NIST HIPAA Compliance: The Advantages of the NIST Framework
NIST HIPAA compliance offers several advantages to covered entities and business associates. The HIPAA Security Rule is worded using language that is vague and unhelpful. For example, the Security Rule has this to say about encryption: ““Implement a mechanism to encrypt and decrypt electronic protected health information.” There are no instructions. The NIST framework contains specific workflows and standards that essentially serve as both an instruction book and technical manual, so that a user can implement an encryption mechanism that can be objectively validated. The NIST framework is also used by numerous Fortune 500 companies, and as a result, many large healthcare providers are more comfortable working with organizations using the NIST framework.
NIST HIPAA Compliance: The NIST HIPAA Crosswalk
NIST also provides a “crosswalk” that “maps” NIST guidelines to specific Security Rule standards. This way, a user can look up NIST guidance on a particular topic – say, automatic login, and be informed as to what the HIPAA standard addressing automatic login is. The NIST guidance is usually much more specific than the equivalent Security Rule requirement, and therefore serves as a blueprint for Security Rule compliance.
Organizations that have already aligned their security programs to either the NIST Cybersecurity Framework or the HIPAA Security Rule can use the crosswalk to identify potential gaps in their programs.
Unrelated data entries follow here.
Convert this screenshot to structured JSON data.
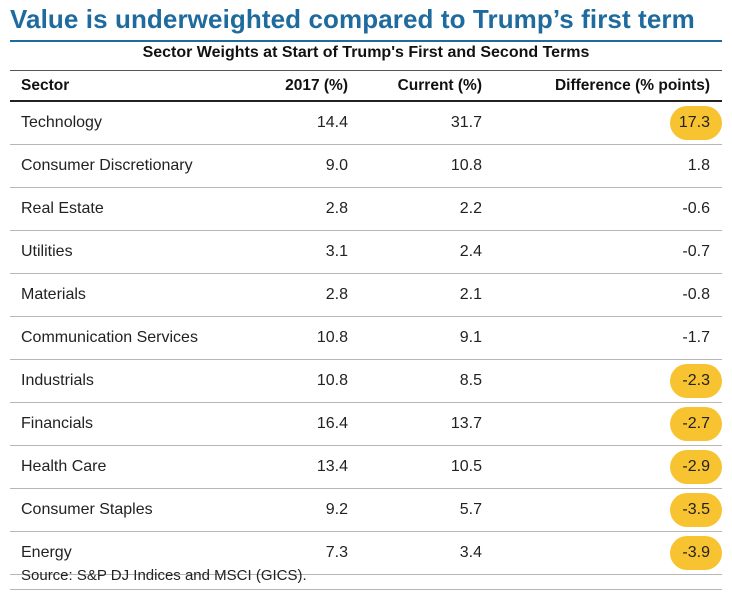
{
  "title": "Value is underweighted compared to Trump’s first term",
  "chart_data": {
    "type": "table",
    "subtitle": "Sector Weights at Start of Trump's First and Second Terms",
    "columns": [
      "Sector",
      "2017 (%)",
      "Current (%)",
      "Difference (% points)"
    ],
    "rows": [
      {
        "sector": "Technology",
        "y2017": "14.4",
        "current": "31.7",
        "diff": "17.3",
        "highlight": true
      },
      {
        "sector": "Consumer Discretionary",
        "y2017": "9.0",
        "current": "10.8",
        "diff": "1.8",
        "highlight": false
      },
      {
        "sector": "Real Estate",
        "y2017": "2.8",
        "current": "2.2",
        "diff": "-0.6",
        "highlight": false
      },
      {
        "sector": "Utilities",
        "y2017": "3.1",
        "current": "2.4",
        "diff": "-0.7",
        "highlight": false
      },
      {
        "sector": "Materials",
        "y2017": "2.8",
        "current": "2.1",
        "diff": "-0.8",
        "highlight": false
      },
      {
        "sector": "Communication Services",
        "y2017": "10.8",
        "current": "9.1",
        "diff": "-1.7",
        "highlight": false
      },
      {
        "sector": "Industrials",
        "y2017": "10.8",
        "current": "8.5",
        "diff": "-2.3",
        "highlight": true
      },
      {
        "sector": "Financials",
        "y2017": "16.4",
        "current": "13.7",
        "diff": "-2.7",
        "highlight": true
      },
      {
        "sector": "Health Care",
        "y2017": "13.4",
        "current": "10.5",
        "diff": "-2.9",
        "highlight": true
      },
      {
        "sector": "Consumer Staples",
        "y2017": "9.2",
        "current": "5.7",
        "diff": "-3.5",
        "highlight": true
      },
      {
        "sector": "Energy",
        "y2017": "7.3",
        "current": "3.4",
        "diff": "-3.9",
        "highlight": true
      }
    ],
    "source": "Source: S&P DJ Indices and MSCI (GICS)."
  },
  "colors": {
    "title": "#1f6b9e",
    "highlight": "#f7c330"
  }
}
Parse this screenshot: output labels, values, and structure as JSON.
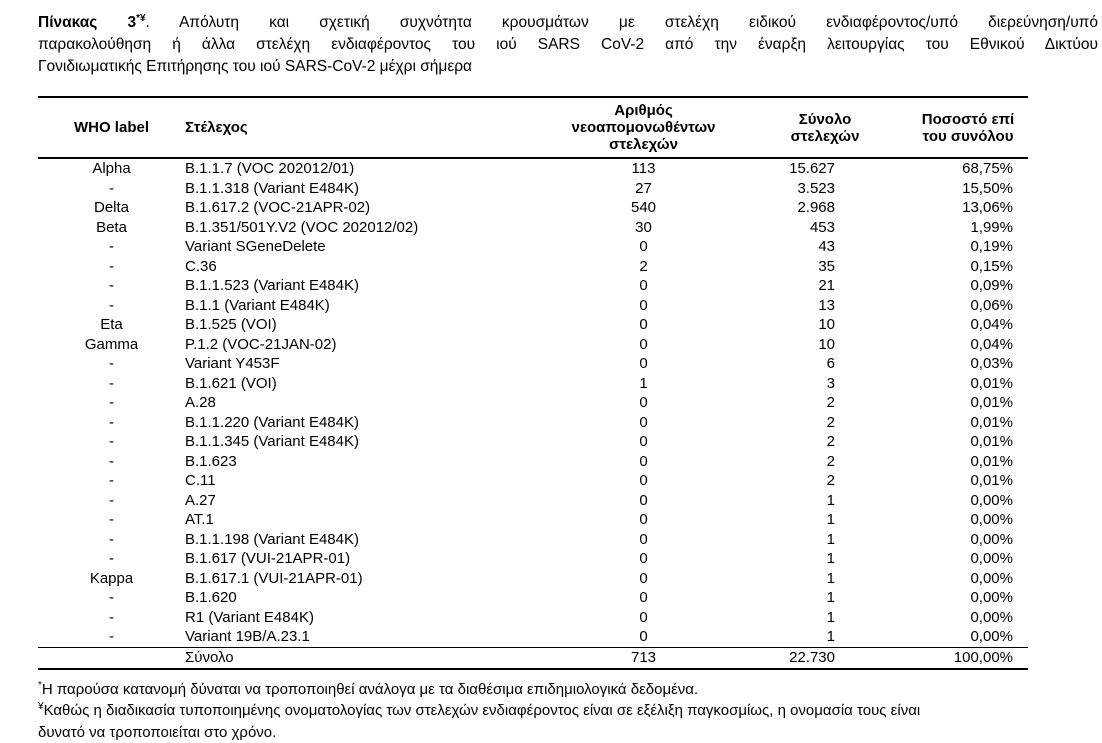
{
  "colors": {
    "text": "#000000",
    "background": "#ffffff",
    "rule": "#000000"
  },
  "title": {
    "label_bold": "Πίνακας 3",
    "label_sup": "*¥",
    "line1_rest": ". Απόλυτη και σχετική συχνότητα κρουσμάτων με στελέχη ειδικού ενδιαφέροντος/υπό διερεύνηση/υπό",
    "line2": "παρακολούθηση ή άλλα στελέχη ενδιαφέροντος του ιού SARS CoV-2 από την έναρξη λειτουργίας του Εθνικού Δικτύου",
    "line3": "Γονιδιωματικής Επιτήρησης του ιού SARS-CoV-2 μέχρι σήμερα"
  },
  "table": {
    "headers": {
      "who": "WHO label",
      "strain": "Στέλεχος",
      "new_line1": "Αριθμός νεοαπομονωθέντων",
      "new_line2": "στελεχών",
      "total_line1": "Σύνολο",
      "total_line2": "στελεχών",
      "pct_line1": "Ποσοστό επί",
      "pct_line2": "του συνόλου"
    },
    "rows": [
      {
        "who": "Alpha",
        "strain": "B.1.1.7 (VOC 202012/01)",
        "new": "113",
        "total": "15.627",
        "pct": "68,75%"
      },
      {
        "who": "-",
        "strain": "B.1.1.318 (Variant E484K)",
        "new": "27",
        "total": "3.523",
        "pct": "15,50%"
      },
      {
        "who": "Delta",
        "strain": "B.1.617.2 (VOC-21APR-02)",
        "new": "540",
        "total": "2.968",
        "pct": "13,06%"
      },
      {
        "who": "Beta",
        "strain": "B.1.351/501Y.V2 (VOC 202012/02)",
        "new": "30",
        "total": "453",
        "pct": "1,99%"
      },
      {
        "who": "-",
        "strain": "Variant SGeneDelete",
        "new": "0",
        "total": "43",
        "pct": "0,19%"
      },
      {
        "who": "-",
        "strain": "C.36",
        "new": "2",
        "total": "35",
        "pct": "0,15%"
      },
      {
        "who": "-",
        "strain": "B.1.1.523 (Variant E484K)",
        "new": "0",
        "total": "21",
        "pct": "0,09%"
      },
      {
        "who": "-",
        "strain": "B.1.1 (Variant E484K)",
        "new": "0",
        "total": "13",
        "pct": "0,06%"
      },
      {
        "who": "Eta",
        "strain": "B.1.525 (VOI)",
        "new": "0",
        "total": "10",
        "pct": "0,04%"
      },
      {
        "who": "Gamma",
        "strain": "P.1.2 (VOC-21JAN-02)",
        "new": "0",
        "total": "10",
        "pct": "0,04%"
      },
      {
        "who": "-",
        "strain": "Variant Y453F",
        "new": "0",
        "total": "6",
        "pct": "0,03%"
      },
      {
        "who": "-",
        "strain": "B.1.621 (VOI)",
        "new": "1",
        "total": "3",
        "pct": "0,01%"
      },
      {
        "who": "-",
        "strain": "A.28",
        "new": "0",
        "total": "2",
        "pct": "0,01%"
      },
      {
        "who": "-",
        "strain": "B.1.1.220 (Variant E484K)",
        "new": "0",
        "total": "2",
        "pct": "0,01%"
      },
      {
        "who": "-",
        "strain": "B.1.1.345 (Variant E484K)",
        "new": "0",
        "total": "2",
        "pct": "0,01%"
      },
      {
        "who": "-",
        "strain": "B.1.623",
        "new": "0",
        "total": "2",
        "pct": "0,01%"
      },
      {
        "who": "-",
        "strain": "C.11",
        "new": "0",
        "total": "2",
        "pct": "0,01%"
      },
      {
        "who": "-",
        "strain": "A.27",
        "new": "0",
        "total": "1",
        "pct": "0,00%"
      },
      {
        "who": "-",
        "strain": "AT.1",
        "new": "0",
        "total": "1",
        "pct": "0,00%"
      },
      {
        "who": "-",
        "strain": "B.1.1.198 (Variant E484K)",
        "new": "0",
        "total": "1",
        "pct": "0,00%"
      },
      {
        "who": "-",
        "strain": "B.1.617 (VUI-21APR-01)",
        "new": "0",
        "total": "1",
        "pct": "0,00%"
      },
      {
        "who": "Kappa",
        "strain": "B.1.617.1 (VUI-21APR-01)",
        "new": "0",
        "total": "1",
        "pct": "0,00%"
      },
      {
        "who": "-",
        "strain": "B.1.620",
        "new": "0",
        "total": "1",
        "pct": "0,00%"
      },
      {
        "who": "-",
        "strain": "R1 (Variant E484K)",
        "new": "0",
        "total": "1",
        "pct": "0,00%"
      },
      {
        "who": "-",
        "strain": "Variant 19B/A.23.1",
        "new": "0",
        "total": "1",
        "pct": "0,00%"
      }
    ],
    "total_row": {
      "who": "",
      "strain": "Σύνολο",
      "new": "713",
      "total": "22.730",
      "pct": "100,00%"
    }
  },
  "footnotes": {
    "fn1_sup": "*",
    "fn1_text": "Η παρούσα κατανομή δύναται να τροποποιηθεί ανάλογα με τα διαθέσιμα επιδημιολογικά δεδομένα.",
    "fn2_sup": "¥",
    "fn2_line1": "Καθώς η διαδικασία τυποποιημένης ονοματολογίας των στελεχών ενδιαφέροντος είναι σε εξέλιξη παγκοσμίως, η ονομασία τους είναι",
    "fn2_line2": "δυνατό να τροποποιείται στο χρόνο."
  }
}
Addressing these gaps will strengthen Security Rule compliance, and the ability to effectively secure ePHI and other critical information and business processes.
For example, if a covered entity has an existing security policy providing for risk management, the policy may not be very detailed, because the Security Rule does not provide much information as to what risk management actually is or does. The covered entity can use the NIST crosswalk to determine which pieces of the NIST Cybersecurity Framework it is already meeting and which it should incorporate into its overall risk management program. Having a more thorough risk management program will provide greater protection to an organization in the event of an emergency, which will in turn allow the organization to retain a competitive edge over organizations that have not used the crosswalk.
The crosswalk maps all administrative, physical, and technical safeguard standards and implementation specifications in the HIPAA Security Rule to a corresponding NIST Cybersecurity Framework Subcategory, allowing for enhanced compliance with the entire Security Rule. Previously, other NIST-like standards addressed only one aspect or element of HIPAA Security Rule compliance, resulting in programs that were strong in some compliance areas and weaker in others.